Before using opmonlib it is important to understand and define what needs to be monitored.
Monitorable objects can then be captured in a schema
file to create C++ structs using ProtoBuf
.
Documentation and instructions on generating schema data structures and using ProtoBuf can be found in the ProtoBuf website.
Relevant pages also include the description of the C++ API.
In general each .protobuf
file contains definitions of blocks that are published as single units.
Each schema
file will generate a C++ header file containing the structures which hold the monitoring data, as defined in the .proto
file.
Typically each module may only need one struct to hold its monitoring information; however it is possible to create multiple nested structs within a schema, which are filled by the same module.
It is preferred to organise the protobuf schemas in the following way:
- put the opmon related schemas in
schema/opmon
inside your repository - try to group the schemas so that the schema used by the same modules are in the same file; the name of the file should match the name of the module
- as protobuf generates a lot of code, there might be conflicts with our code - protect the generated code with an additional
opmon
namespace
Here is an example, taken from the DFOModule.proto
, which contains the schemas used by DFOModule plugin in dfmodules.
syntax = "proto3";
package dunedaq.dfmodules.opmon;
// regular metric published byt the DFO
message DFOInfo {
// counters
uint64 tokens_received = 1;
uint64 decisions_received = 2;
uint64 decisions_sent = 3;
// time management of the decision thread
uint64 waiting_for_decision = 10 ; // Time spent waiting on Trigger Decisions, in microseconds
uint64 deciding_destination = 11 ; // Time spent making a decision on the receving DF app, in microseconds
uint64 forwarding_decision = 12 ; // Time spent sending the Trigger Decision to TRBs, in microseconds
// time management of the token thread
uint64 waiting_for_token = 15 ; // Time spent waiting in token thread for tokens, in microseconds
uint64 processing_token = 16 ; // Time spent in token thread updating data structure, in microseconds
}
// these counters are published separately for each trigger type
message TriggerInfo {
uint64 received = 1;
uint64 completed = 2;
}
As a generic schema language, ProtoBuf
allows you to use simple types, but also lists, maps, etc.
Be aware that apart from basic types and nested messages, other quantities are ignored by the monitoring system.
An OpMonEntry
message is generated whenever a structure with at least one publishable field is passed to the publish
method, see next section.
The ProtoBuf
C++ API guide describes how to fill the structures you created.

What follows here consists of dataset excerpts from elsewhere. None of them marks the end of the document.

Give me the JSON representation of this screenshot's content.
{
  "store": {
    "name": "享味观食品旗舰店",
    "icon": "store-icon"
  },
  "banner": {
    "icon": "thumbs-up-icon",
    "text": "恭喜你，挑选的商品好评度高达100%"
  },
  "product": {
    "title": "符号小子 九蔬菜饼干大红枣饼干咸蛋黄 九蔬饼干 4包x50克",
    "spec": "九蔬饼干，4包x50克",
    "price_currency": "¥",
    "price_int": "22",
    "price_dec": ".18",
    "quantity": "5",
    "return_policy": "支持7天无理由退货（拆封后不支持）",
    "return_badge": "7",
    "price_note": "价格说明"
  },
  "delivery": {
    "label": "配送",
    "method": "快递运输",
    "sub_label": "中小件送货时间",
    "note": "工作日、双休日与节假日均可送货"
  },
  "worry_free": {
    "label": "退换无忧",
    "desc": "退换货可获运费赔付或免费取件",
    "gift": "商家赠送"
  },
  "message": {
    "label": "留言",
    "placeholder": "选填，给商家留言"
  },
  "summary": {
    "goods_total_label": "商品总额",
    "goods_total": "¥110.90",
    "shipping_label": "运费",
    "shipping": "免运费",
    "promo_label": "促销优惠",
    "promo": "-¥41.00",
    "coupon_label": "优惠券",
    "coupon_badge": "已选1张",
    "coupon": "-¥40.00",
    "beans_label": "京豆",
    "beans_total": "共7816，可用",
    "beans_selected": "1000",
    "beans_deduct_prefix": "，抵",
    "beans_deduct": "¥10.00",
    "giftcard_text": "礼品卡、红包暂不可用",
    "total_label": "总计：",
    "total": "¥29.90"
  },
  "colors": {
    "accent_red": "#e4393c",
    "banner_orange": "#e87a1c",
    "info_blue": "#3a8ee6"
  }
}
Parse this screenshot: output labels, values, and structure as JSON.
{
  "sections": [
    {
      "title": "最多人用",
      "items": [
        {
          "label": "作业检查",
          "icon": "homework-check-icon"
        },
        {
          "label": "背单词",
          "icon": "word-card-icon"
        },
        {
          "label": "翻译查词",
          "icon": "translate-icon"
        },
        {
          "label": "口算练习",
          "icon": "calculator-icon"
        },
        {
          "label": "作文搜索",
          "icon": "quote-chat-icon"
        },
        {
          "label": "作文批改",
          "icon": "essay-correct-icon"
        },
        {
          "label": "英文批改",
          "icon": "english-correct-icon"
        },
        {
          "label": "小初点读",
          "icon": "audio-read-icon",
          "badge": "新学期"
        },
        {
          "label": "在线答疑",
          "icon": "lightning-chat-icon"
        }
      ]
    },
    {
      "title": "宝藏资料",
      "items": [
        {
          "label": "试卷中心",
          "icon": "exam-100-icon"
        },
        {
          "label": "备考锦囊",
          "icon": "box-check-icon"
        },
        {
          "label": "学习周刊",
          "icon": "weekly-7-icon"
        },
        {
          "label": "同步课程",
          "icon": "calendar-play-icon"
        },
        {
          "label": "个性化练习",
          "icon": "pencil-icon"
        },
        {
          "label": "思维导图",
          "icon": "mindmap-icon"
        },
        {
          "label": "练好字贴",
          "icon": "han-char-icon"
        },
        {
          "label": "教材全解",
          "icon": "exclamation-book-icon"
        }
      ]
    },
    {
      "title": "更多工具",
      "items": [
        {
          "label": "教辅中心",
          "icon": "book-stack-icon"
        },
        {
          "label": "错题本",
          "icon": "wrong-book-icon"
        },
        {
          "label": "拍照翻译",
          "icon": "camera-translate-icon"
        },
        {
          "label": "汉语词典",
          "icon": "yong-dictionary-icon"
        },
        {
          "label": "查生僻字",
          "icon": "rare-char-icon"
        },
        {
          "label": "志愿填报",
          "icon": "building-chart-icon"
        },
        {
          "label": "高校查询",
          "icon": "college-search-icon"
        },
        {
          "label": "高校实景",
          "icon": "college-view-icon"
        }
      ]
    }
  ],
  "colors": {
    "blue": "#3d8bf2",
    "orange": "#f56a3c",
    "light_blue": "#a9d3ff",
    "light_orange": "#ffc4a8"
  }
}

In order to publish the metric, the object has to be created from within a MonitorableObject
, see the header file.
In particular, a DAQModule
is a MonitorableObject
.
Two main functions are relevant for publishing:
void publish( google::protobuf::Message &&,
CustomOrigin && co = {},
OpMonLevel l = to_level(EntryOpMonLevel::kDefault) ) const noexcept ;
virtual void generate_opmon_data(opmon_level) {return;}
publish
takes a ProtoBuf schema object, it timestamps it with the time of the function call, it serializes it (synchronously) and publishes it (asynchronously) via one of the configured OpMonFacilities. This function can be called at anytime.generate_opmon_data
is a function which the monitoring system calls regularly (order of seconds). Its default behaviour is 'null'. Every developer can freely implement this in their MonitorableObject in order to avoid setting up a thread to generate information regularly. Specific implementations are expected to call thepublish
function to actually publish the metric.
An example of metric publication is
void DFOModule::generate_opmon_data() {
opmon::DFOInfo info;
info.set_tokens_received( m_received_tokens.exchange(0) );
info.set_decisions_sent(m_sent_decisions.exchange(0));
info.set_decisions_received(m_received_decisions.exchange(0));
info.set_waiting_for_decision(m_waiting_for_decision.exchange(0));
info.set_deciding_destination(m_deciding_destination.exchange(0));
info.set_forwarding_decision(m_forwarding_decision.exchange(0));
info.set_waiting_for_token(m_waiting_for_token.exchange(0));
info.set_processing_token(m_processing_token.exchange(0));
publish( std::move(info) );
std::lock_guard<std::mutex> guard(m_trigger_mutex);
for ( auto & [type, counts] : m_trigger_counters ) {
opmon::TriggerInfo ti;
ti.set_received(counts.received.exchange(0));
ti.set_completed(counts.completed.exchange(0));
auto name = dunedaq::trgdataformats::get_trigger_candidate_type_names()[type];
publish( std::move(ti), {{"type", name}} );
}
}
Optional arguments of the publish
function, allow you to:
- specify a level of priority associated to the metric
- add additional custom information on the source of the metric, in the form of a
map<string, string>
, where the key is the type of the source, e.g. channel, and the second is the value, e.g. 4345 - extend the
opmon_id
of the callerMonitorableObject
for the specific metric with more detailed information on the source of this metric
The OpMonLevel
is a priority level designed to control the quantity of metrics generated by a tree. As a default, all messages are published. The lower the level, the higher the priority.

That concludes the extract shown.